Taiwan leader hits back at US criticism on referendum
Sat, Sep 01, 2007
AFP
TAIPEI (AFP) - Taiwan's President Chen Shui-bian has defiantly restated his country's statehood while hitting back at US criticism of the island's planned UN membership referendum, in a television interview.
The US "is aware of Taiwan's public opinion but they want me to bar (the referendum) and ask me to exercise my leadership and influence as the president to bar it. I don't have the right to," go against public opinion, he told SET TV late Friday.
The US "cannot ask Taiwan to be a democratic country but forbid it to hold a referendum ... the US cannot draw a red line on Taiwan's democracy but shift it back and forth," he said.
Chen has vowed to press ahead with a referendum on whether to apply for the United Nations membership under the name "Taiwan" despite opposition from Washington and Beijing.
The Taiwan leader rebutted a White House official's comment that the referendum plan is "perplexing" because Taiwan, or the Republic of China, is not a state.
"I feel that it is a fact that Taiwan is an independent sovereign state. However, the name the Republic of China can be changed," Chen said, without elaborating.
He also dismissed concerns that the planned referendum would be a step towards declaring independence for the island and a deviation from the status quo.

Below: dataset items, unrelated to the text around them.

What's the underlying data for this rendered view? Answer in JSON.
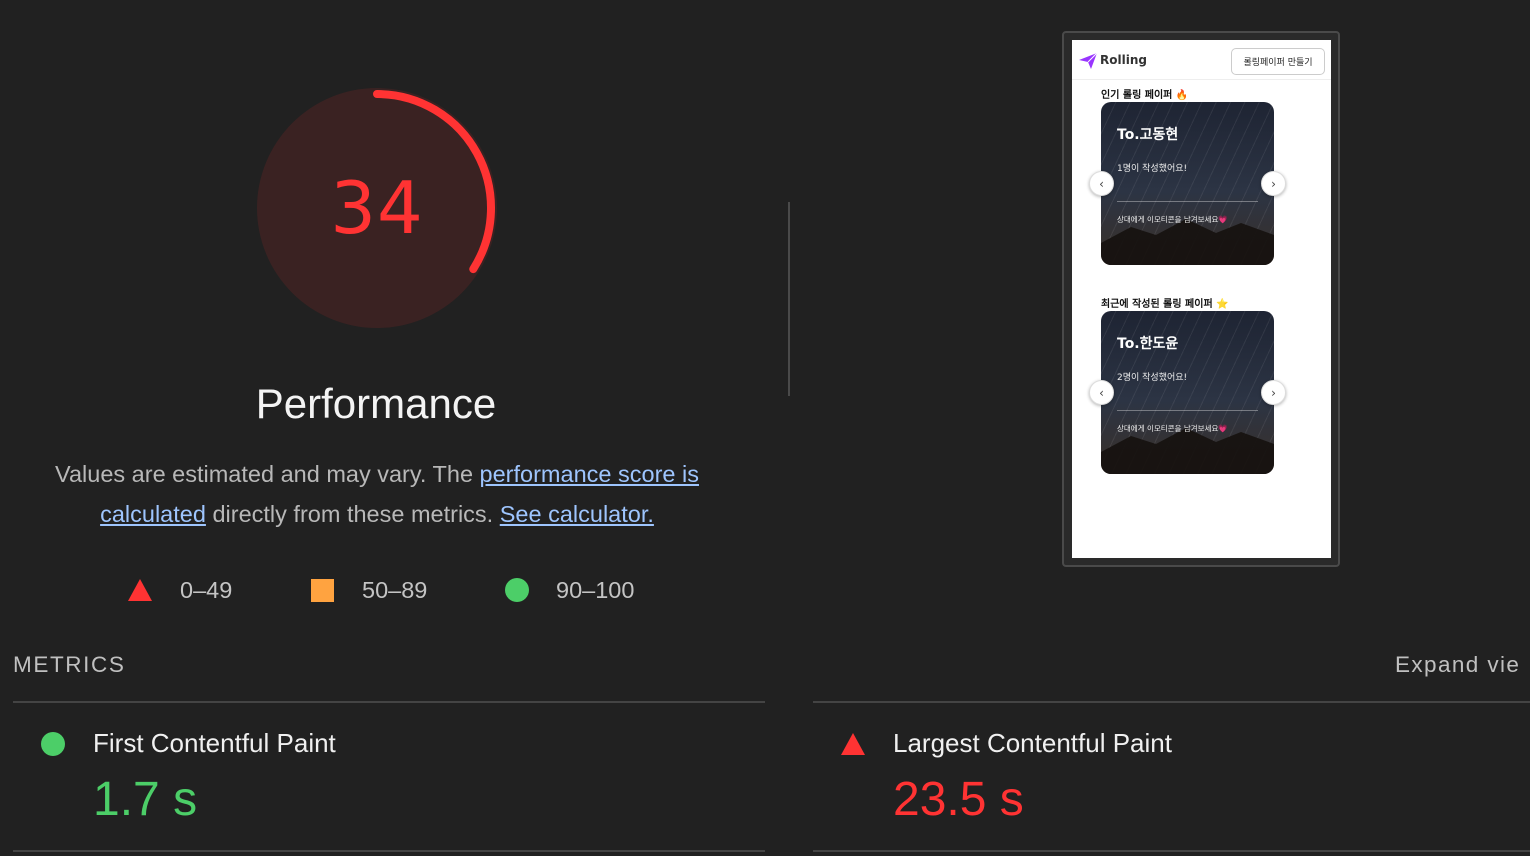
{
  "score": {
    "value": "34",
    "fraction": 0.34,
    "color": "#ff3333"
  },
  "category": "Performance",
  "description": {
    "before": "Values are estimated and may vary. The ",
    "link1": "performance score is calculated",
    "middle": " directly from these metrics. ",
    "link2": "See calculator."
  },
  "legend": [
    {
      "icon": "triangle-icon",
      "label": "0–49",
      "color": "#ff3333"
    },
    {
      "icon": "square-icon",
      "label": "50–89",
      "color": "#ffa340"
    },
    {
      "icon": "circle-icon",
      "label": "90–100",
      "color": "#4cce68"
    }
  ],
  "screenshot": {
    "brand": "Rolling",
    "make_button": "롤링페이퍼 만들기",
    "section1_title": "인기 롤링 페이퍼 🔥",
    "section2_title": "최근에 작성된 롤링 페이퍼 ⭐",
    "card1": {
      "to": "To.고동현",
      "count": "1명이 작성했어요!",
      "cta": "상대에게 이모티콘을 남겨보세요💗"
    },
    "card2": {
      "to": "To.한도윤",
      "count": "2명이 작성했어요!",
      "cta": "상대에게 이모티콘을 남겨보세요💗"
    },
    "prev_glyph": "‹",
    "next_glyph": "›"
  },
  "metrics_title": "METRICS",
  "expand_label": "Expand vie",
  "metrics": [
    {
      "name": "First Contentful Paint",
      "value": "1.7 s",
      "status": "pass",
      "icon": "circle-icon",
      "color": "#4cce68"
    },
    {
      "name": "Largest Contentful Paint",
      "value": "23.5 s",
      "status": "fail",
      "icon": "triangle-icon",
      "color": "#ff3333"
    }
  ]
}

"More than 70 countries do not use their official names to join the United Nations so it is not necessary to join (the UN) under the official name," he said.
"If we want to re-enter the UN as the Republic of China we have to fight for the representation of 'one China.' ... But is it possible to kick the People's Republic of China out" of the UN? he added.
Taiwan, under its official name the Republic of China, lost its UN seat to China in 1971.
Efforts in the past 14 years to rejoin the world body using the name have been repeatedly blocked by Beijing, which regards Taiwan as part of its own territory awaiting reunification.
Only 24 countries formally recognise Taipei over Beijing.